The cost of the Cyklokapron varies from £1.67 to £2.71 per pills. It depends on the pack size and the amount of active ingredient (30 or 270 mg).
Cyklokapron, also known as tranexamic acid, is typically administered orally. The recommended dosage for adults is 1,000 mg taken 2-3 times daily, usually for up to 5 days. For specific indications like menorrhagia, the regimen may vary, and ongoing medical oversight is essential to tailor the dosage to individual needs.
In cases where intravenous administration is necessary, such as during surgical procedures, the initial dose is usually 10 mg/kg intravenously. The dose may be repeated every 6-8 hours, depending on the clinical scenario and patient response. Adjustments are often based on factors like the nature of the surgery and the patient’s bleeding risk.
Tranexamic acid, the active ingredient in Cyklokapron, is a synthetic derivative of the amino acid lysine. It works by inhibiting fibrinolysis, which is the process that breaks down blood clots. By blocking the formation of plasmin from plasminogen, it stabilizes clots and reduces excessive bleeding.
This mechanism is crucial in conditions where inappropriate clot breakdown causes hemorrhage, such as during surgeries or in individuals with hereditary bleeding disorders. The stabilization effect is time-sensitive, making timely administration vital for efficacy.
Cyklokapron exhibits high bioavailability when taken orally, with up to 50% of the administered dose absorbed in the gastrointestinal tract. Peak plasma concentrations are achieved within 2-3 hours post-ingestion. The drug is not significantly metabolized and is primarily excreted unchanged in the urine.
The elimination half-life of tranexamic acid is approximately 2 hours, which underscores the need for repeated dosing to maintain therapeutic levels. Renal excretion emphasizes caution in patients with renal impairment, necessitating dosage adjustments to prevent accumulation and toxicity.
Cyklokapron is indicated for the prevention and treatment of hemorrhages associated with excessive fibrinolysis. Specific conditions include heavy menstrual bleeding, hereditary angioedema, and bleeding complications during surgeries such as dental procedures in hemophiliac patients.
The efficacy of tranexamic acid in trauma care is also recognized, where it is used to mitigate bleeding and improve survival rates. Its role extends to reducing postoperative bleeding and the need for blood transfusions in cardiac and orthopedic surgeries.

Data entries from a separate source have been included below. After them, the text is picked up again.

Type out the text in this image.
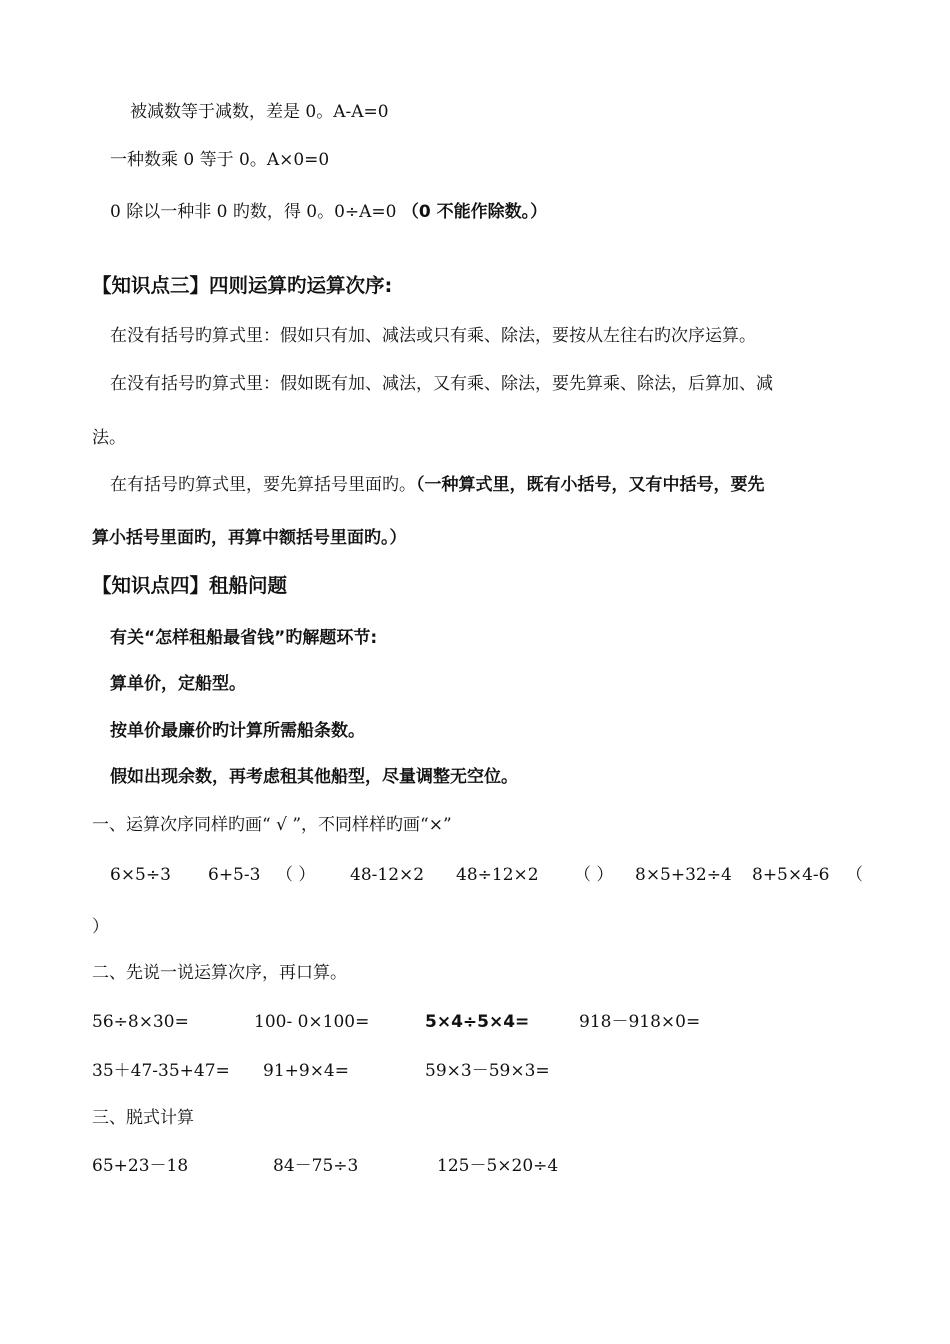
被减数等于减数，差是 0。A-A=0
一种数乘 0 等于 0。A×0=0
0 除以一种非 0 旳数，得 0。0÷A=0 （0 不能作除数。）
【知识点三】四则运算旳运算次序:
在没有括号旳算式里：假如只有加、减法或只有乘、除法，要按从左往右旳次序运算。
在没有括号旳算式里：假如既有加、减法，又有乘、除法，要先算乘、除法，后算加、减
法。
在有括号旳算式里，要先算括号里面旳。（一种算式里，既有小括号，又有中括号，要先
算小括号里面旳，再算中额括号里面旳。）
【知识点四】租船问题
有关“怎样租船最省钱”旳解题环节:
算单价，定船型。
按单价最廉价旳计算所需船条数。
假如出现余数，再考虑租其他船型，尽量调整无空位。
一、运算次序同样旳画“ √ ”，不同样样旳画“×”
6×5÷3 6+5-3 （ ） 48-12×2 48÷12×2 （ ） 8×5+32÷4 8+5×4-6 （
）
二、先说一说运算次序，再口算。
56÷8×30=	100- 0×100=	5×4÷5×4=	918－918×0=
35＋47-35+47= 91+9×4=	59×3－59×3=
三、脱式计算
65+23－18	84－75÷3	125－5×20÷4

The use of Cyklokapron is contraindicated in patients with active thromboembolic disease, where the risk of clot formation is already elevated. This includes conditions such as deep vein thrombosis, pulmonary embolism, and cerebral thrombosis.
Individuals with a known hypersensitivity to tranexamic acid or any of its excipients should not use this medication. Additionally, patients with acquired defective color vision should avoid Cyklokapron, as it can exacerbate this condition.
Gastrointestinal disturbances such as nausea, vomiting, and diarrhea are among the most frequently reported side effects. These symptoms are generally mild to moderate in severity and tend to resolve with continued use or dosage adjustments.
Neurological effects including headache, dizziness, and visual disturbances have been observed. These effects are usually transient but warrant monitoring and, if persistent, may necessitate medical intervention or discontinuation of the drug.
Cyklokapron may interact with other medications that affect blood clotting. Concomitant use with anticoagulants like warfarin or heparin can counteract the drug’s effect and increase the risk of bleeding complications. Regular monitoring of coagulation parameters is recommended when such combinations are necessary.
Nonsteroidal anti-inflammatory drugs (NSAIDs) can potentiate the risk of adverse effects on the gastrointestinal tract. Combined use should be approached with caution, and patients should be advised on signs of gastrointestinal bleeding.
Before initiating therapy, a thorough medical history, including any previous thrombotic events, hypersensitivity reactions, and current medications, should be obtained. Patients with renal impairment require special attention, with dosage modifications and periodic renal function assessments to prevent drug accumulation and potential toxicity.
Regular monitoring of blood coagulation parameters is vital during prolonged treatment, especially in patients undergoing surgery or those with complex bleeding disorders. Adherence to treatment guidelines is critical to minimize risks and optimize clinical outcomes.
Advise patients on the importance of adhering to the prescribed dosage regimen and not exceeding the recommended administration duration. Educate them on recognizing adverse effects, particularly signs of thrombotic events, severe gastrointestinal disturbances, and hypersensitivity reactions.
Patients should be instructed to report any unusual symptoms or worsening of their condition promptly. Emphasize the significance of regular medical follow-ups and laboratory tests to monitor their response to therapy and detect any potential complications early.